Sem mágoas, sem raiva. Longe de todo o tipo de negatividade, e de todo o tipo de mal.

sexta-feira, 12 de outubro de 2012

Fraseado Torto.

Descendo as ruas do centro velho;
A caminho de Sta. Agnes, com você.
Meio atrasado, mais eu ouvi, assim,
Que tudo é tão lindo e azul, eu sei.
O vento bate, e é bom demais;
Ele dança nas ruas do mundo.
Vendo o Sol nascer no céu cinzazul;
Para poder curtir toda a potência do mar.

Ela vestia uma saia preta e tal,
e sorria sempre que eu a beijava.
Meus olhos pareciam duas pedras,
que só se moveriam, para te beijar.
Deixando os olhos seguirem a você;
Eu vejo até onde ninguém vê.
Seguindo regras, desarmando leis,
Entre o campo de trigo,
indo por campos e flores.

Imagens feitas de som, descem;
Nos meus olhos de viagem perdida.
Se um dia eu me encontrar,
eu poderei entender as coisas do mundo?
Eu só sou vivo quando acordo;
E sou só seu quando vivo,
As criminosas estão livres;
Então prendam seus corações.

A Milady e o Cavaleiro.

Há tempos, houve um homem.
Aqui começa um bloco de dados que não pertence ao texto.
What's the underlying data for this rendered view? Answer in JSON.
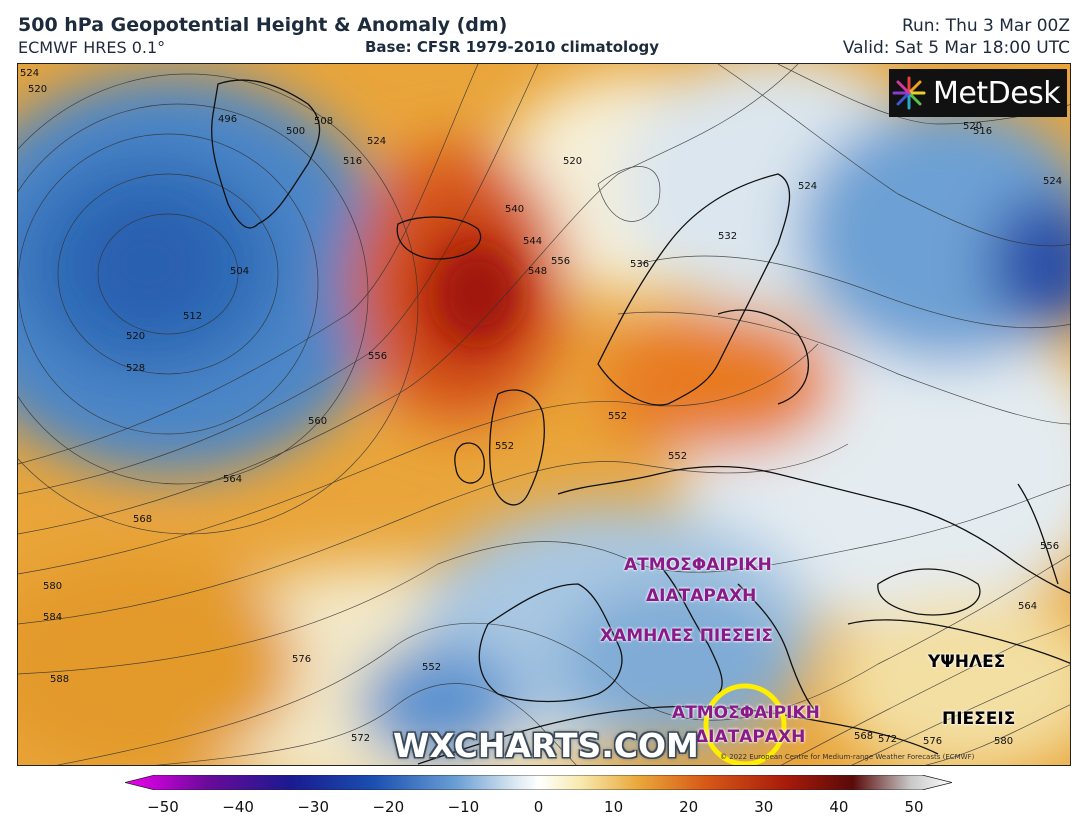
{
  "header": {
    "title": "500 hPa Geopotential Height & Anomaly (dm)",
    "model": "ECMWF HRES 0.1°",
    "base": "Base: CFSR 1979-2010 climatology",
    "run": "Run: Thu 3 Mar 00Z",
    "valid": "Valid: Sat 5 Mar 18:00 UTC"
  },
  "logo": {
    "text": "MetDesk"
  },
  "watermark": "WXCHARTS.COM",
  "copyright": "© 2022 European Centre for Medium-range Weather Forecasts (ECMWF)",
  "annotations": {
    "disturbance_1_line1": "ΑΤΜΟΣΦΑΙΡΙΚΗ",
    "disturbance_1_line2": "ΔΙΑΤΑΡΑΧΗ",
    "low_pressure": "ΧΑΜΗΛΕΣ ΠΙΕΣΕΙΣ",
    "disturbance_2_line1": "ΑΤΜΟΣΦΑΙΡΙΚΗ",
    "disturbance_2_line2": "ΔΙΑΤΑΡΑΧΗ",
    "high_line1": "ΥΨΗΛΕΣ",
    "high_line2": "ΠΙΕΣΕΙΣ"
  },
  "contour_labels": [
    "524",
    "520",
    "496",
    "500",
    "508",
    "516",
    "524",
    "520",
    "504",
    "512",
    "520",
    "528",
    "540",
    "544",
    "548",
    "556",
    "560",
    "564",
    "568",
    "580",
    "584",
    "588",
    "576",
    "572",
    "552",
    "552",
    "556",
    "552",
    "532",
    "536",
    "524",
    "520",
    "516",
    "524",
    "556",
    "564",
    "568",
    "572",
    "576",
    "580",
    "552"
  ],
  "colorbar": {
    "ticks": [
      "−50",
      "−40",
      "−30",
      "−20",
      "−10",
      "0",
      "10",
      "20",
      "30",
      "40",
      "50"
    ],
    "min": -50,
    "max": 50,
    "colors": {
      "deep_neg": "#d800d8",
      "neg": "#1e5fb0",
      "zero": "#ffffff",
      "pos": "#e07a10",
      "deep_pos": "#8a0000",
      "extreme": "#f0f0f0"
    }
  }
}
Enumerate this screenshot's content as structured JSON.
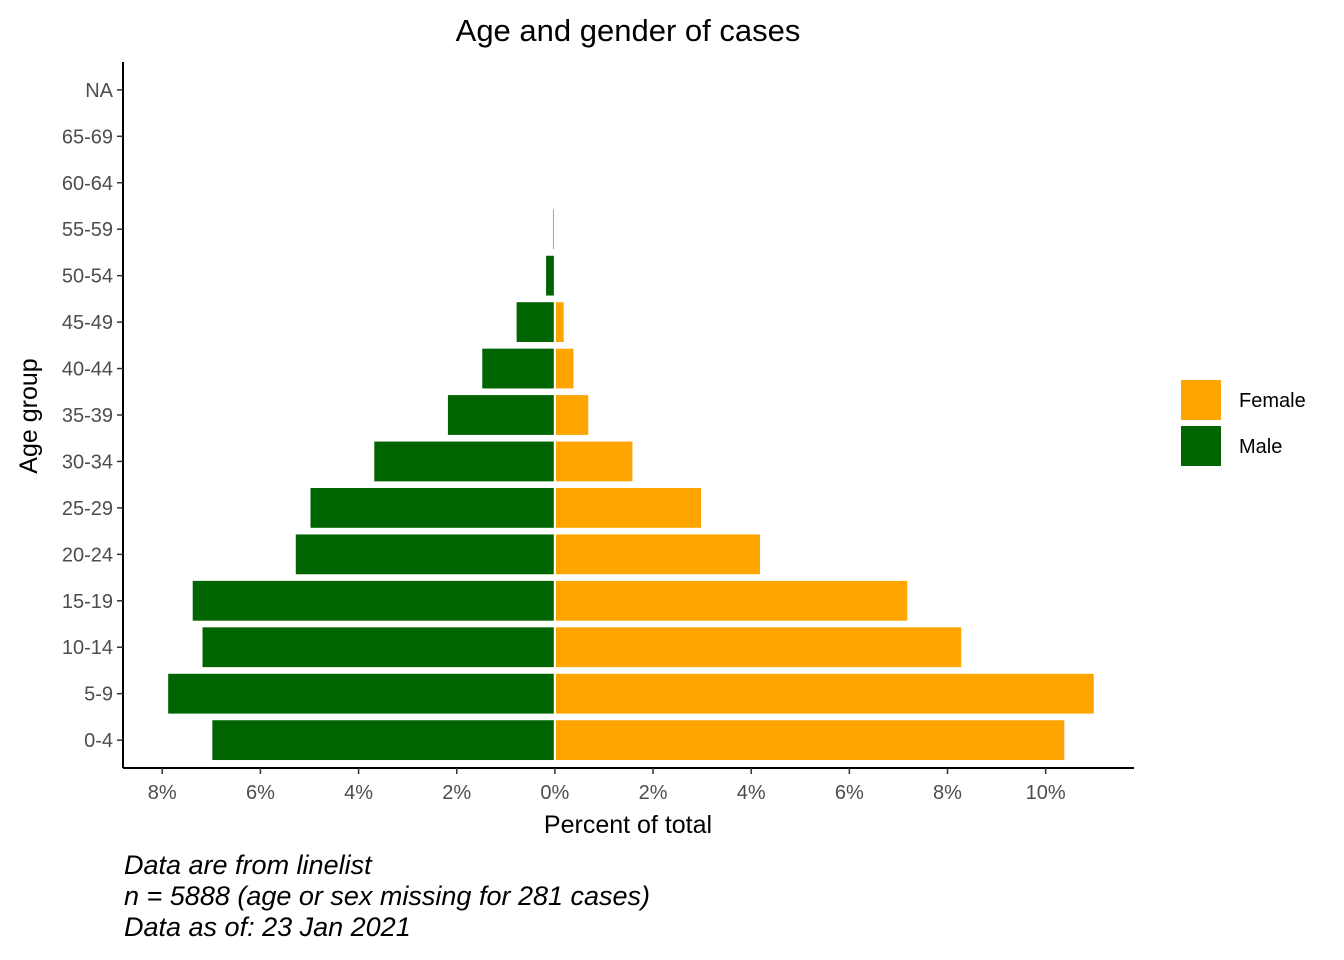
{
  "chart_data": {
    "type": "bar",
    "orientation": "horizontal-pyramid",
    "title": "Age and gender of cases",
    "xlabel": "Percent of total",
    "ylabel": "Age group",
    "categories": [
      "0-4",
      "5-9",
      "10-14",
      "15-19",
      "20-24",
      "25-29",
      "30-34",
      "35-39",
      "40-44",
      "45-49",
      "50-54",
      "55-59",
      "60-64",
      "65-69",
      "NA"
    ],
    "series": [
      {
        "name": "Female",
        "color": "#FFA500",
        "values": [
          10.4,
          11.0,
          8.3,
          7.2,
          4.2,
          3.0,
          1.6,
          0.7,
          0.4,
          0.2,
          0,
          0,
          0,
          0,
          0
        ]
      },
      {
        "name": "Male",
        "color": "#006400",
        "values": [
          7.0,
          7.9,
          7.2,
          7.4,
          5.3,
          5.0,
          3.7,
          2.2,
          1.5,
          0.8,
          0.2,
          0.05,
          0,
          0,
          0
        ]
      }
    ],
    "xlim": [
      -8.8,
      11.8
    ],
    "xticks": [
      -8,
      -6,
      -4,
      -2,
      0,
      2,
      4,
      6,
      8,
      10
    ],
    "xtick_labels": [
      "8%",
      "6%",
      "4%",
      "2%",
      "0%",
      "2%",
      "4%",
      "6%",
      "8%",
      "10%"
    ],
    "legend": {
      "position": "right",
      "entries": [
        "Female",
        "Male"
      ]
    },
    "grid": false
  },
  "caption": {
    "line1": "Data are from linelist",
    "line2": "n = 5888 (age or sex missing for 281 cases)",
    "line3": "Data as of: 23 Jan 2021"
  }
}
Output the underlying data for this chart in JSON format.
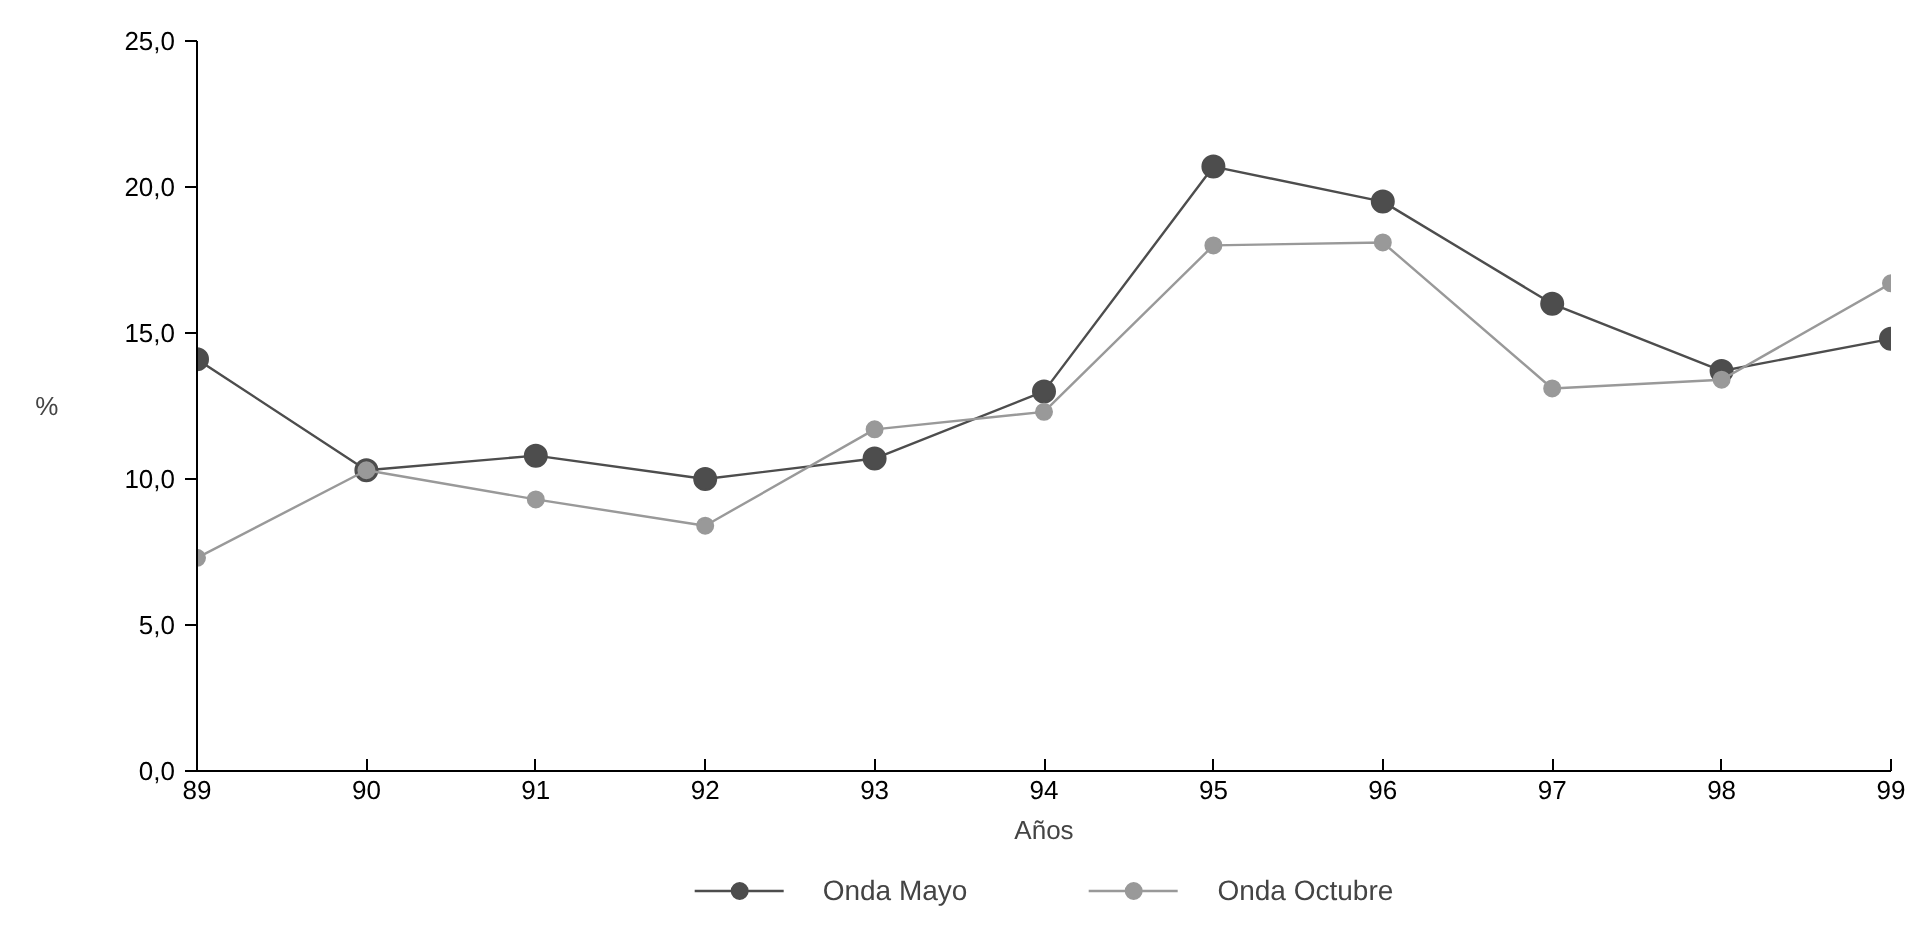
{
  "chart_data": {
    "type": "line",
    "xlabel": "Años",
    "ylabel": "%",
    "categories": [
      "89",
      "90",
      "91",
      "92",
      "93",
      "94",
      "95",
      "96",
      "97",
      "98",
      "99"
    ],
    "series": [
      {
        "name": "Onda Mayo",
        "color": "#4d4d4d",
        "values": [
          14.1,
          10.3,
          10.8,
          10.0,
          10.7,
          13.0,
          20.7,
          19.5,
          16.0,
          13.7,
          14.8
        ]
      },
      {
        "name": "Onda Octubre",
        "color": "#999999",
        "values": [
          7.3,
          10.3,
          9.3,
          8.4,
          11.7,
          12.3,
          18.0,
          18.1,
          13.1,
          13.4,
          16.7
        ]
      }
    ],
    "ylim": [
      0,
      25
    ],
    "yticks": [
      {
        "value": 0,
        "label": "0,0"
      },
      {
        "value": 5,
        "label": "5,0"
      },
      {
        "value": 10,
        "label": "10,0"
      },
      {
        "value": 15,
        "label": "15,0"
      },
      {
        "value": 20,
        "label": "20,0"
      },
      {
        "value": 25,
        "label": "25,0"
      }
    ],
    "grid": false,
    "legend": "bottom",
    "marker": "circle",
    "line_style": "solid"
  }
}
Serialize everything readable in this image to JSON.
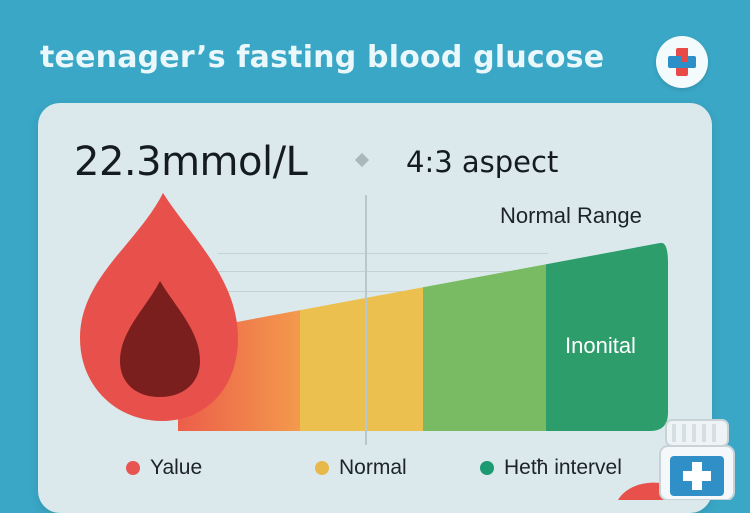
{
  "title": "teenager’s fasting blood glucose",
  "header": {
    "badge_icon": "medical-cross-icon"
  },
  "card": {
    "reading": "22.3mmol/L",
    "aspect": "4:3 aspect",
    "range_label": "Normal Range",
    "zone_label": "Inonital"
  },
  "legend": [
    {
      "label": "Yalue",
      "color": "#e85450"
    },
    {
      "label": "Normal",
      "color": "#e9b84a"
    },
    {
      "label": "Hetħ  intervel",
      "color": "#1c9a72"
    }
  ],
  "colors": {
    "background": "#3aa7c6",
    "card": "#dbe9ec",
    "drop": "#e8504b",
    "drop_inner": "#7a1e1e",
    "zone_orange": "#f08a4a",
    "zone_yellow": "#ecc04e",
    "zone_light_green": "#79bb62",
    "zone_green": "#2d9d6c"
  }
}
Nem bom, nem mal, um homem havia, e um homem tinha. Um homem modesto, de gestos bons, e fala rude e faceira polida, como um aço forjado em brasa forte. Este cavaleiro andante, conheceu por suas idas e vindas ao centro da Terra, uma Princesa. A princesa, por sua vez, repudia os atos do nosso amigo cavaleiro.
Mas, o tempo é senhor da razão, e mestre da lealdade. Prezando por sua saúde (e métodos mais suaves para envelhecer melhor), o Cavaleiro arranjou o gancho para ficar melhor: Parou de encher o jarro de cerveja, e agora, reduz a carne (Aos poucos, aos poucos...), e aos poucos, se aproximou da princesa diferente, se perdeu em seus lábios, suas vezes, seu rosto, seus olhos, e, quando viu...Fodeu cara, a estava amando.
Ela o seduziu, o puxou para seu quarto, o atou, leu de seus escritos, usou de sua beleza, e o incluiu em sua história; Fez até cachorrada pior: Contou de seus segredos, abraçou-o forte, e mordeu-lhe os lábios, e pescoço. Ele a segurou, protegeu, livrou do frio, e lh'a serviu de armadura, colchete e alpendre, para lhe livrar do mal, e do vento forte. Os dois, estranhamente, se completavam, e contemplavam. Quis o destino, que os ventos o levassem um tiquinho para longe dela, que ele sentisse ciúmes dela, que ela achasse qu'ele não a quisesse mais, mas, se der tudo certo, amanhã começa tudo de novo, com um novo passo, e bem melhor, obrigado!
E, antes que me perguntem: Sim, há um mês eles se amam. E muio, e bem.